Assad würde Kofi Annan empfangen, um mit ihm über die Modalitäten einer UN-Beobachtermission zu verhandeln, die zügig in Gang gesetzt würde und deren Mitglieder unbeschränkten Zugang zu allen Einrichtungen im ganzen Land hätten. Dies klingt ungefähr so wahrscheinlich wie ein arabisches Märchen aus Tausendundeiner Nacht.

Taktik statt Einsicht

Vor dem Hintergrund der bisherigen Versprechen Assads, die sich bislang fast ausnahmslos als leer erwiesen haben, ist dieses Mal um so mehr Skepsis angebracht. Kaum eine politische Reform, die er in den vergangenen Monaten nicht angekündigt hätte, nur um die Unterdrückung beinah zeitgleich noch zu verschärfen. Der internationalen Staatengemeinschaft hatte Assad schon mehrfach Kooperationsbereitschaft signalisiert, ohne dass darauf Verlass gewesen wäre.
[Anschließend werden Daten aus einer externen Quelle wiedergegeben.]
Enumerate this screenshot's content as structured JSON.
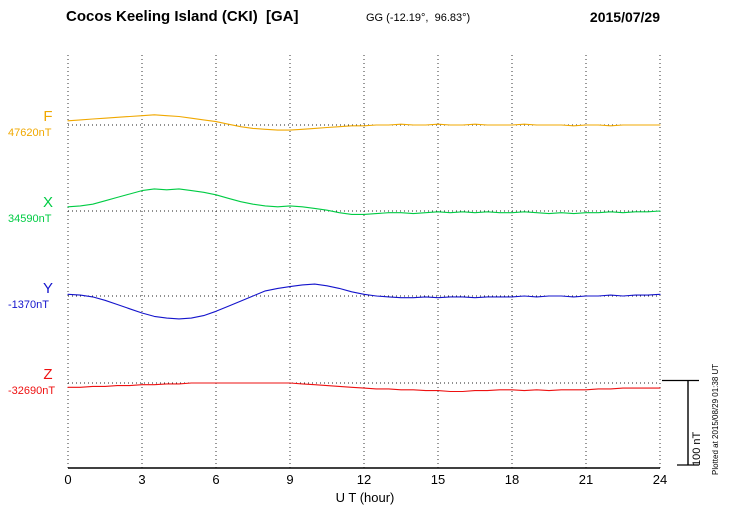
{
  "header": {
    "station": "Cocos Keeling Island (CKI)  [GA]",
    "coords": "GG (-12.19°,  96.83°)",
    "date": "2015/07/29"
  },
  "x_axis": {
    "ticks": [
      "0",
      "3",
      "6",
      "9",
      "12",
      "15",
      "18",
      "21",
      "24"
    ],
    "label": "U T (hour)"
  },
  "scale_bar": {
    "label": "100 nT"
  },
  "side_note": "Plotted at 2015/08/29 01:38 UT",
  "chart_data": {
    "type": "line",
    "title": "Cocos Keeling Island (CKI) [GA] magnetogram 2015/07/29",
    "xlabel": "U T (hour)",
    "x_range": [
      0,
      24
    ],
    "x_tick_step": 3,
    "scale_nT": 100,
    "grid": "dotted vertical every 3h, dotted horizontal baseline per component",
    "x": [
      0,
      0.5,
      1,
      1.5,
      2,
      2.5,
      3,
      3.5,
      4,
      4.5,
      5,
      5.5,
      6,
      6.5,
      7,
      7.5,
      8,
      8.5,
      9,
      9.5,
      10,
      10.5,
      11,
      11.5,
      12,
      12.5,
      13,
      13.5,
      14,
      14.5,
      15,
      15.5,
      16,
      16.5,
      17,
      17.5,
      18,
      18.5,
      19,
      19.5,
      20,
      20.5,
      21,
      21.5,
      22,
      22.5,
      23,
      23.5,
      24
    ],
    "series": [
      {
        "name": "F",
        "color": "#f0a800",
        "baseline_nT": 47620,
        "baseline_label": "47620nT",
        "offsets_nT": [
          5,
          6,
          7,
          8,
          9,
          10,
          11,
          12,
          11,
          10,
          8,
          6,
          4,
          1,
          -2,
          -4,
          -5,
          -6,
          -6,
          -5,
          -4,
          -3,
          -2,
          -1,
          -1,
          0,
          0,
          1,
          0,
          0,
          1,
          0,
          0,
          1,
          0,
          0,
          0,
          1,
          0,
          0,
          0,
          -1,
          0,
          0,
          -1,
          0,
          0,
          0,
          0
        ]
      },
      {
        "name": "X",
        "color": "#00cc44",
        "baseline_nT": 34590,
        "baseline_label": "34590nT",
        "offsets_nT": [
          5,
          6,
          8,
          12,
          16,
          20,
          24,
          26,
          25,
          26,
          24,
          22,
          19,
          15,
          11,
          8,
          6,
          5,
          6,
          5,
          3,
          1,
          -2,
          -4,
          -4,
          -3,
          -2,
          -2,
          -3,
          -2,
          -1,
          -2,
          -1,
          -2,
          -1,
          -2,
          -2,
          -1,
          -2,
          -3,
          -2,
          -3,
          -2,
          -2,
          -1,
          -2,
          -1,
          -1,
          0
        ]
      },
      {
        "name": "Y",
        "color": "#1414cc",
        "baseline_nT": -1370,
        "baseline_label": "-1370nT",
        "offsets_nT": [
          2,
          1,
          -1,
          -5,
          -10,
          -15,
          -20,
          -24,
          -26,
          -27,
          -26,
          -23,
          -18,
          -12,
          -6,
          0,
          6,
          9,
          11,
          13,
          14,
          12,
          9,
          5,
          2,
          0,
          -1,
          -2,
          -2,
          -1,
          -2,
          -1,
          -1,
          -2,
          -1,
          -1,
          -1,
          0,
          -1,
          0,
          0,
          -1,
          0,
          0,
          1,
          0,
          1,
          1,
          2
        ]
      },
      {
        "name": "Z",
        "color": "#ee1111",
        "baseline_nT": -32690,
        "baseline_label": "-32690nT",
        "offsets_nT": [
          -5,
          -5,
          -4,
          -4,
          -3,
          -3,
          -2,
          -2,
          -1,
          -1,
          0,
          0,
          0,
          0,
          0,
          0,
          0,
          0,
          0,
          -1,
          -2,
          -3,
          -4,
          -5,
          -6,
          -7,
          -7,
          -8,
          -8,
          -9,
          -9,
          -10,
          -10,
          -9,
          -9,
          -8,
          -8,
          -9,
          -8,
          -9,
          -8,
          -8,
          -8,
          -7,
          -7,
          -6,
          -6,
          -6,
          -6
        ]
      }
    ]
  }
}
Auch jetzt dürfte seine Zustimmung zu Kofi Annans Friedensplan taktischem Kalkül entspringen und der nüchternen Einschätzung, dass seine aktuelle Lage ihm kaum eine andere Wahl ließ. Seit Annans erstem Besuch in Damaskus vor zwei Wochen hat sich doch einiges verändert. Moskau hat eine kritische Haltung gegenüber Assad eingenommen und sich hinter den Friedensplan der UNO gestellt. Ganz offensichtlich haben die Russen in der Folge den Druck auf ihren alten Verbündeten erhöht.

Assad zunehmend isoliert

China scheint ebenfalls bereit, seine Blockadepolitik im Weltsicherheitsrat aufzugeben und sich hinter die Friedensmission Kofi Annans zu stellen. Das Nachbarland Türkei hat Anfang dieser Woche seine diplomatischen Beziehungen zu Syrien abgebrochen. Um Assad ist es international einsam geworden. Sein politischer Handlungsspielraum ist geschrumpft. Hinzu kommt: Saudi-Arabien und einige der Golfemirate haben mit Waffenlieferungen an die Rebellen begonnen. Auch militärisch ist der Aufstand näher an das Machtzentrum des Regimes herangerückt. Das Blutvergießen hat die Hauptstadt Damaskus erreicht. Nach einer letzten Warnung Moskaus konnte Assad vermutlich gar nicht anders, als den Friedensplan zumindest pro forma zu akzeptieren.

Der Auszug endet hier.